Morton, en homme prudent, s’abstint de contredire le major ; il sentait que des objections n’auraient servi qu’à le confirmer dans l’opinion qu’il venait de soutenir ; il lui demanda seulement ce qu’il comptait faire du prisonnier.

« Ceci est assez embarrassant, répondit le major, eu égard à l’état du pays. » — « Ne pourriez-vous le retenir dans votre maison, par égard pour sa naissance et pour son rang, jusqu’à ce que cet orage soit passé ? ici il n’aurait rien à craindre. »

« Mon bon ami, dit le major Melville, ni ma maison ni la vôtre ne lui seraient long-temps un sûr abri contre l’orage, en admettant qu’il fût légal de l’y retenir prisonnier. Je viens d’apprendre que le commandant en chef qui marchait vers les Highlands, pour chercher les insurgés et les disperser, a refusé de leur livrer bataille à Corryerick, qu’il est en mouvement avec toutes les forces disponibles du gouvernement, vers Inverness ; le diable m’enlève si je sais pourquoi ! mais en attendant, il laisse la route des basses terres libre et sans défense à l’armée des Highlandais. »

« Bon Dieu ! dit l’ecclésiastique, cet homme est-il un lâche, un traître ou un imbécile ? »

« Rien de tout cela, je crois, répondit Melville. Sir John possède le courage vulgaire nécessaire à son grade, il est assez honnête homme, il fait ce qu’on lui commande, comprend ce qu’on lui dit ; mais il est aussi en état d’agir de lui-même dans des circonstances difficiles, que moi, mon cher ministre, de monter en chaire à votre place. »

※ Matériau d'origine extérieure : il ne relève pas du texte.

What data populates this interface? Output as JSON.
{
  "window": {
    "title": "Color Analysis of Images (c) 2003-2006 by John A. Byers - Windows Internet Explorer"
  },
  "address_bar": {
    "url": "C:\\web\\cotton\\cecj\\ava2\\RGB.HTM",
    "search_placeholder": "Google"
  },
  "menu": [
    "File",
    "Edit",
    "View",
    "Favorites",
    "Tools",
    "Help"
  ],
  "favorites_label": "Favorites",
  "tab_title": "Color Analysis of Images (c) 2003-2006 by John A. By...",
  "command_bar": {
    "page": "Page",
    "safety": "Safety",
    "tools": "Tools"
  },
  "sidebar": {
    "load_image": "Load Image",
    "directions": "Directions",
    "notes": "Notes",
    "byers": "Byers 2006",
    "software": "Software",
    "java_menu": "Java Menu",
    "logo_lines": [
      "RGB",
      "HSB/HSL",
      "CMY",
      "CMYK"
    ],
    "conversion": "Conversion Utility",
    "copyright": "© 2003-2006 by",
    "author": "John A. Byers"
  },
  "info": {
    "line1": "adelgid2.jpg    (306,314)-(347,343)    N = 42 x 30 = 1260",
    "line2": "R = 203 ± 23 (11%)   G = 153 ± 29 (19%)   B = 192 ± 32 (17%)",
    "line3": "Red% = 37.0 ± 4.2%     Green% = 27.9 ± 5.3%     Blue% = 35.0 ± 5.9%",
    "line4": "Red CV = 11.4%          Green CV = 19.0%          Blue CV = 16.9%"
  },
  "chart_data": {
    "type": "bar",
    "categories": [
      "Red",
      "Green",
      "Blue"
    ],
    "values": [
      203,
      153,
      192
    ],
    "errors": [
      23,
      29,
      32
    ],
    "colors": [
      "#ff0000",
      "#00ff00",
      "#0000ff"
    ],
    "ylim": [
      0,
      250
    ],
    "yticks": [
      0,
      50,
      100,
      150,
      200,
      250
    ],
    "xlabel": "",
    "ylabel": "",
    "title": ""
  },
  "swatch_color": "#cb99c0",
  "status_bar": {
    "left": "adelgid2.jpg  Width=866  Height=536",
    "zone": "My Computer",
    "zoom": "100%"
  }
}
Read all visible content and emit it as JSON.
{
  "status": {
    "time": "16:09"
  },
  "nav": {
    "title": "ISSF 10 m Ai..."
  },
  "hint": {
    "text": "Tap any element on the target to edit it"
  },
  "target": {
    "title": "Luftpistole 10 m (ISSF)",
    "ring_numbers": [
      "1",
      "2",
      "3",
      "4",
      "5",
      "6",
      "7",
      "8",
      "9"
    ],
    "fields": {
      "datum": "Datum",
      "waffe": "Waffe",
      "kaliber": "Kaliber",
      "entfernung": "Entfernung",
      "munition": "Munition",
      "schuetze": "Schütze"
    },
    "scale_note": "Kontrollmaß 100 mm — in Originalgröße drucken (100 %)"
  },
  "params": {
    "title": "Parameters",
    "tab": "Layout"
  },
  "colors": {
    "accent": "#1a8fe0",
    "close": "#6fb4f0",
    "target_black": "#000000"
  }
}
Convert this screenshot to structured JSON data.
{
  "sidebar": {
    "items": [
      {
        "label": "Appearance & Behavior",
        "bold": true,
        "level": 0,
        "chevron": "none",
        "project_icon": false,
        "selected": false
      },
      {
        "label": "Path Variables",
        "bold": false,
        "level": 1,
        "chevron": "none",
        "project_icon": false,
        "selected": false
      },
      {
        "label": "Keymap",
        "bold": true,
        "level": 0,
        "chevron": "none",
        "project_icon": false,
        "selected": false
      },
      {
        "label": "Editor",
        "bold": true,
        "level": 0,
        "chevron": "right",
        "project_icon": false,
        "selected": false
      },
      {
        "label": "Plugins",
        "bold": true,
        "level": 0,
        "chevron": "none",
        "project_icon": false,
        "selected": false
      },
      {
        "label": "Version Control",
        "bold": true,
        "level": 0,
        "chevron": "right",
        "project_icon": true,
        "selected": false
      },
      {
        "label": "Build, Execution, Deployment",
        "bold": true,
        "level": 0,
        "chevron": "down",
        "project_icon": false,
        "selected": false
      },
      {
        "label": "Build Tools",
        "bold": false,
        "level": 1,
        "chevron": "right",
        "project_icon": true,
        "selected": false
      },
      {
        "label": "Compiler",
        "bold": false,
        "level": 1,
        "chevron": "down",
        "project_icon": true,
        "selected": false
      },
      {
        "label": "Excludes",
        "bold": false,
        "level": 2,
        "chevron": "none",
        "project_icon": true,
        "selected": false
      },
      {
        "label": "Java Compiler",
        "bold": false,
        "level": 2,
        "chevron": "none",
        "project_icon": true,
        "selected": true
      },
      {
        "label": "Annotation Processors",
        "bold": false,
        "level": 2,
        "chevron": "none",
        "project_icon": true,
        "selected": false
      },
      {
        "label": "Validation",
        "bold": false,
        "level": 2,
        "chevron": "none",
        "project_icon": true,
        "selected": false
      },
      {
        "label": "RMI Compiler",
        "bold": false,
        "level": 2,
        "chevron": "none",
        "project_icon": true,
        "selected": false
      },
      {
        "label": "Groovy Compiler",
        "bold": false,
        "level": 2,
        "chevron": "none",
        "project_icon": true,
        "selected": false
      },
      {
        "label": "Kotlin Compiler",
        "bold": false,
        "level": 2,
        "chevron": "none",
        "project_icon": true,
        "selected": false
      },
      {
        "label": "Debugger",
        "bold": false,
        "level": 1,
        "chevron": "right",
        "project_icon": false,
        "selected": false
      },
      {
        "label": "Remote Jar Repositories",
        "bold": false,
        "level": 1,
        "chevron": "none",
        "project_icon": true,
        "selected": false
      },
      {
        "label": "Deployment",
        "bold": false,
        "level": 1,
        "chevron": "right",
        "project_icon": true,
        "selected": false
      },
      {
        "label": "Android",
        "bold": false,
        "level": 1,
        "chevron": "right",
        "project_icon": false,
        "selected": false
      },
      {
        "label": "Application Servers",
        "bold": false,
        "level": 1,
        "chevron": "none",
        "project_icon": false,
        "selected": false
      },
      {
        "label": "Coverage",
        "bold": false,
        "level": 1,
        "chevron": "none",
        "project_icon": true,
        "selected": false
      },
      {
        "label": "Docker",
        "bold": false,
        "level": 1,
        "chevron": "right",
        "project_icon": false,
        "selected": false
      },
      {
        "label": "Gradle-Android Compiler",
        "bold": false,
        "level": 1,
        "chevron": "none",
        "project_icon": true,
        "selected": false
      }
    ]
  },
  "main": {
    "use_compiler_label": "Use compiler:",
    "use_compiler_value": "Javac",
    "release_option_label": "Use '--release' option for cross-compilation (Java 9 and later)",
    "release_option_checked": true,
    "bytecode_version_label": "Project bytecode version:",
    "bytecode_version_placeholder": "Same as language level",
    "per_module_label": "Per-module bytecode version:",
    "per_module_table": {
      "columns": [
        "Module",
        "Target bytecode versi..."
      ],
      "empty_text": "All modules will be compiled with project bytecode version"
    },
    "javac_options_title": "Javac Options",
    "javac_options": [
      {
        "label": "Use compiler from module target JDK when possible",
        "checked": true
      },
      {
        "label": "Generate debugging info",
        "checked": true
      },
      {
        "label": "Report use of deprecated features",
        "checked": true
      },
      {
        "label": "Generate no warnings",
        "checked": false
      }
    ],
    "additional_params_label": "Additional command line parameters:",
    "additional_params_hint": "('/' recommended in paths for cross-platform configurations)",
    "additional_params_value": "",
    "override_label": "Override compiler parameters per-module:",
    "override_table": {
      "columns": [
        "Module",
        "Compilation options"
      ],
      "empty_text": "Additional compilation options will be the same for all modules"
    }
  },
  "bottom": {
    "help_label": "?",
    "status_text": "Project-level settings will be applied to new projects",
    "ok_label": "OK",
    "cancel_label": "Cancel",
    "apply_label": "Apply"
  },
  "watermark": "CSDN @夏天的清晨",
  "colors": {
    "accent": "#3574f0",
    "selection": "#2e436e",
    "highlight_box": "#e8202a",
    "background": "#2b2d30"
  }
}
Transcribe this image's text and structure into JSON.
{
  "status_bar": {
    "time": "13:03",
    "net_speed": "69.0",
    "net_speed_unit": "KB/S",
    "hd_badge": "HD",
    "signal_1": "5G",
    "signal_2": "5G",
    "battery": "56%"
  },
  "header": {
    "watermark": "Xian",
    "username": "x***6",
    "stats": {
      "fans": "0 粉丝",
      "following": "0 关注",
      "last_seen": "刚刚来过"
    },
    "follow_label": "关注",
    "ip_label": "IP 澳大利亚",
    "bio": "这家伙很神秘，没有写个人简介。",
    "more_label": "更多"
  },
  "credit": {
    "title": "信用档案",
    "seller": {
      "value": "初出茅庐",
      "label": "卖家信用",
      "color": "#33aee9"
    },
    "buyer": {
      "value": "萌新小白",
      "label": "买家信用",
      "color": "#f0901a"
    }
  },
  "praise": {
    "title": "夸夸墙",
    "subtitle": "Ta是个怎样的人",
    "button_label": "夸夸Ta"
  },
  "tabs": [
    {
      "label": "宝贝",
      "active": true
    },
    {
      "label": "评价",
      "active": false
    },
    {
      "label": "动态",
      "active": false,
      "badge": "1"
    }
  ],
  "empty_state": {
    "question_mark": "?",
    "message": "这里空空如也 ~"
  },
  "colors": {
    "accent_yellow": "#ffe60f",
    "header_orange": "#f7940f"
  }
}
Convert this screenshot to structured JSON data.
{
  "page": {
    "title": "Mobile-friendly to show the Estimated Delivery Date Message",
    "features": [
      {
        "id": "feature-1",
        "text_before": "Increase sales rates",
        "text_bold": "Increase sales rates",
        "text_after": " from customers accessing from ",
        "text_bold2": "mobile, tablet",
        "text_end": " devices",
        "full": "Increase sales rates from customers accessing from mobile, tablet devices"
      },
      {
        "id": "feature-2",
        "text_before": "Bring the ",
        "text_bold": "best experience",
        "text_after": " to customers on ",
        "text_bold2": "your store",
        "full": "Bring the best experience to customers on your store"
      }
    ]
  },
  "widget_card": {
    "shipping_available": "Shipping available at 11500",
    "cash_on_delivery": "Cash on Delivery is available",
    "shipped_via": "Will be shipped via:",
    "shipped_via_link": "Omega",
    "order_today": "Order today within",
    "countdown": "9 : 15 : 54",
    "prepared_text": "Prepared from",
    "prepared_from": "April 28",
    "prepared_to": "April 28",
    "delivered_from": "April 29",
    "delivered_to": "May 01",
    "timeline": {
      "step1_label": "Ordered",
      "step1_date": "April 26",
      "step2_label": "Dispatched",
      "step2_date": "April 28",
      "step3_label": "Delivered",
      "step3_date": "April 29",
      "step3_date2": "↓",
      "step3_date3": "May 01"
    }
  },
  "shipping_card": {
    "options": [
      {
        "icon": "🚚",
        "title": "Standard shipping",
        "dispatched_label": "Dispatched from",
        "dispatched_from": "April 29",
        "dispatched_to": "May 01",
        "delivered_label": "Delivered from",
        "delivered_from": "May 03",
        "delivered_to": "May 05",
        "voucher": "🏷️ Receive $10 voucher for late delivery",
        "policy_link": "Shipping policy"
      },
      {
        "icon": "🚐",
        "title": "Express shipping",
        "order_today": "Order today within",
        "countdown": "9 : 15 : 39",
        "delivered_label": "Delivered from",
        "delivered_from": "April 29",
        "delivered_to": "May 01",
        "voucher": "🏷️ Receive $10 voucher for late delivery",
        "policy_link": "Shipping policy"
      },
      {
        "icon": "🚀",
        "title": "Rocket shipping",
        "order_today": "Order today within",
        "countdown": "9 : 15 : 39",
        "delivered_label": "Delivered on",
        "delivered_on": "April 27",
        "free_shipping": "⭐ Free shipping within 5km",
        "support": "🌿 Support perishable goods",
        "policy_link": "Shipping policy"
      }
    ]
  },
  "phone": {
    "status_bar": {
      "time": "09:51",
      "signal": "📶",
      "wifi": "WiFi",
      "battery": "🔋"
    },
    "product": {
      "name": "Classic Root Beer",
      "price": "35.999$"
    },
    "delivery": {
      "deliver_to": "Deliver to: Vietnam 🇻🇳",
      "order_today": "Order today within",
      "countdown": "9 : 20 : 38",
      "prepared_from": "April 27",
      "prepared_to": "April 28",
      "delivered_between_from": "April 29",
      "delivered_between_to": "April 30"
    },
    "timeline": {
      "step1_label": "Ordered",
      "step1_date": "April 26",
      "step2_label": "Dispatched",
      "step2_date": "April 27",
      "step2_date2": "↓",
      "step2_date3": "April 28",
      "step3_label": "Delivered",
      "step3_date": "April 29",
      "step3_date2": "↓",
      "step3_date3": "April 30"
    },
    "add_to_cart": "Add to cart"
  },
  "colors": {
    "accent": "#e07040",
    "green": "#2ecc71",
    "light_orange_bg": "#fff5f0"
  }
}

Cette importante nouvelle fit un moment diversion à l’affaire de Waverley, mais à la fin les deux interlocuteurs en revinrent à ce sujet intéressant.

«  Je crois, dit le major, que je confierai ce jeune homme à quelqu’un des partis détachés et volontaires qui ont été envoyés dernièrement pour contenir les districts mal intentionnés. On les a rappelés au fort de Stirling, et un petit corps doit passer par ici aujourd’hui ou demain : il est commandé par cet homme de l’ouest… comment le nomme-t-on ? vous l’avez vu, et m’avez dit que c’est le portrait d’un des saints du régiment de Cromwell. »

« Gilfillan le caméronien, répondit M. Morton. Je souhaite que le jeune prisonnier n’ait rien à craindre de sa part ; dans l’emportement et l’agitation d’une crise si violente, on peut s’attendre à d’étranges excès ; et de plus, je crains que Gilfillan n’appartienne à une secte qui a souffert la persécution sans apprendre à être tolérante. »

« Il n’aura qu’à conduire M. Waverley au château de Stirling, dit le major, je lui recommanderai fortement de le bien traiter. En vérité, je n’imagine pas pour lui de manière de voyager plus sûre, et je ne pense pas que vous m’engageriez à me compromettre moi-même en lui rendant la liberté. »

« Mais voyez-vous quelque inconvénient à ce que j’aie demain avec lui un entretien particulier ? » dit le ministre.

« Non, sans doute. Votre loyauté et votre caractère me sont les sûrs garants de votre conduite. Mais dans quelle intention me faites-vous cette demande ? »

« Uniquement, répliqua M. Morton, pour essayer s’il ne serait pas possible d’obtenir de lui quelque confidence qui me fournirait les moyens, sinon de justifier, au moins d’excuser sa conduite. »

Les amis se dirent adieu, et se retirèrent pour reposer, tous deux l’esprit rempli des plus pénibles inquiétudes sur l’état du pays.